I don’t know if it’s the sheep’s-rear-stinky wool wedged in the tree keeping the squirrels out or the sounds of squawking peregrine fledglings occasionally coming from my computer, if they can even hear that from outside. But whatever, something’s working and there’s still fruit on the trees.

Speaking of squirrels, I’ll mention it here for my mom, who’s not on Facebook: my cousin Jim reports that he and his family were watching a movie tonight when they heard a thud, scampering, and lots of squeaks. Everybody went running to see what on earth?

A squirrel (it wasn’t a very big one) had fallen through the skylight, the cat had chased it, and it had leaped for the nearest hiding place–which happened to be the toilet. Somebody had the presence of mind to whip out their phone and hit record for posterity. It was trying to get out, it was now trying to retreat and hide from them but wait let’s not drown, and the poor thing looked like a Mark Rober video reject.

They got a big thing of Tupperware and corralled it and Jim felt it shivering through the plastic. He got it outside, I’m sure shutting the door behind him first so it couldn’t dash back in, and tried to let it go.
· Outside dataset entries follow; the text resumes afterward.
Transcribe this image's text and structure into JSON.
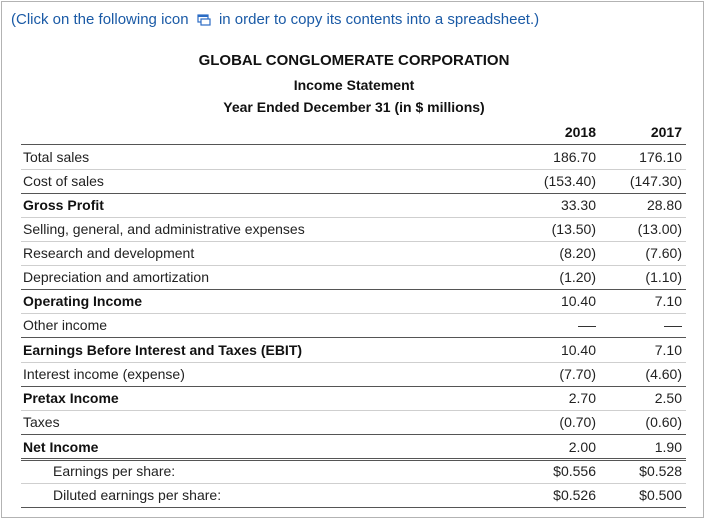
{
  "instruction": {
    "before": "(Click on the following icon",
    "after": "in order to copy its contents into a spreadsheet.)",
    "icon": "copy-to-spreadsheet-icon"
  },
  "header": {
    "company": "GLOBAL CONGLOMERATE CORPORATION",
    "statement": "Income Statement",
    "period": "Year Ended December 31 (in $ millions)"
  },
  "columns": {
    "y2018": "2018",
    "y2017": "2017"
  },
  "rows": {
    "total_sales": {
      "label": "Total sales",
      "v2018": "186.70",
      "v2017": "176.10"
    },
    "cost_of_sales": {
      "label": "Cost of sales",
      "v2018": "(153.40)",
      "v2017": "(147.30)"
    },
    "gross_profit": {
      "label": "Gross Profit",
      "v2018": "33.30",
      "v2017": "28.80"
    },
    "sga": {
      "label": "Selling, general, and administrative expenses",
      "v2018": "(13.50)",
      "v2017": "(13.00)"
    },
    "rnd": {
      "label": "Research and development",
      "v2018": "(8.20)",
      "v2017": "(7.60)"
    },
    "da": {
      "label": "Depreciation and amortization",
      "v2018": "(1.20)",
      "v2017": "(1.10)"
    },
    "operating_income": {
      "label": "Operating Income",
      "v2018": "10.40",
      "v2017": "7.10"
    },
    "other_income": {
      "label": "Other income"
    },
    "ebit": {
      "label": "Earnings Before Interest and Taxes (EBIT)",
      "v2018": "10.40",
      "v2017": "7.10"
    },
    "interest": {
      "label": "Interest income (expense)",
      "v2018": "(7.70)",
      "v2017": "(4.60)"
    },
    "pretax": {
      "label": "Pretax Income",
      "v2018": "2.70",
      "v2017": "2.50"
    },
    "taxes": {
      "label": "Taxes",
      "v2018": "(0.70)",
      "v2017": "(0.60)"
    },
    "net_income": {
      "label": "Net Income",
      "v2018": "2.00",
      "v2017": "1.90"
    },
    "eps": {
      "label": "Earnings per share:",
      "v2018": "$0.556",
      "v2017": "$0.528"
    },
    "diluted_eps": {
      "label": "Diluted earnings per share:",
      "v2018": "$0.526",
      "v2017": "$0.500"
    }
  }
}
It just stayed right there and kept shivering.

His daughter’s studying to be a nurse. They got some rags and bundled the poor soaked thing up and she confessed to petting it for about ten minutes to calm it down while offering it some cat food. Which it finally nibbled at.

At last it went off to go be a squirrel again at owl o’clock. Watch that curfew, kid.

Jim reports (not needing to mention the whole pandemic thing by way of context) that it was the most exciting Friday night they’d had in some time.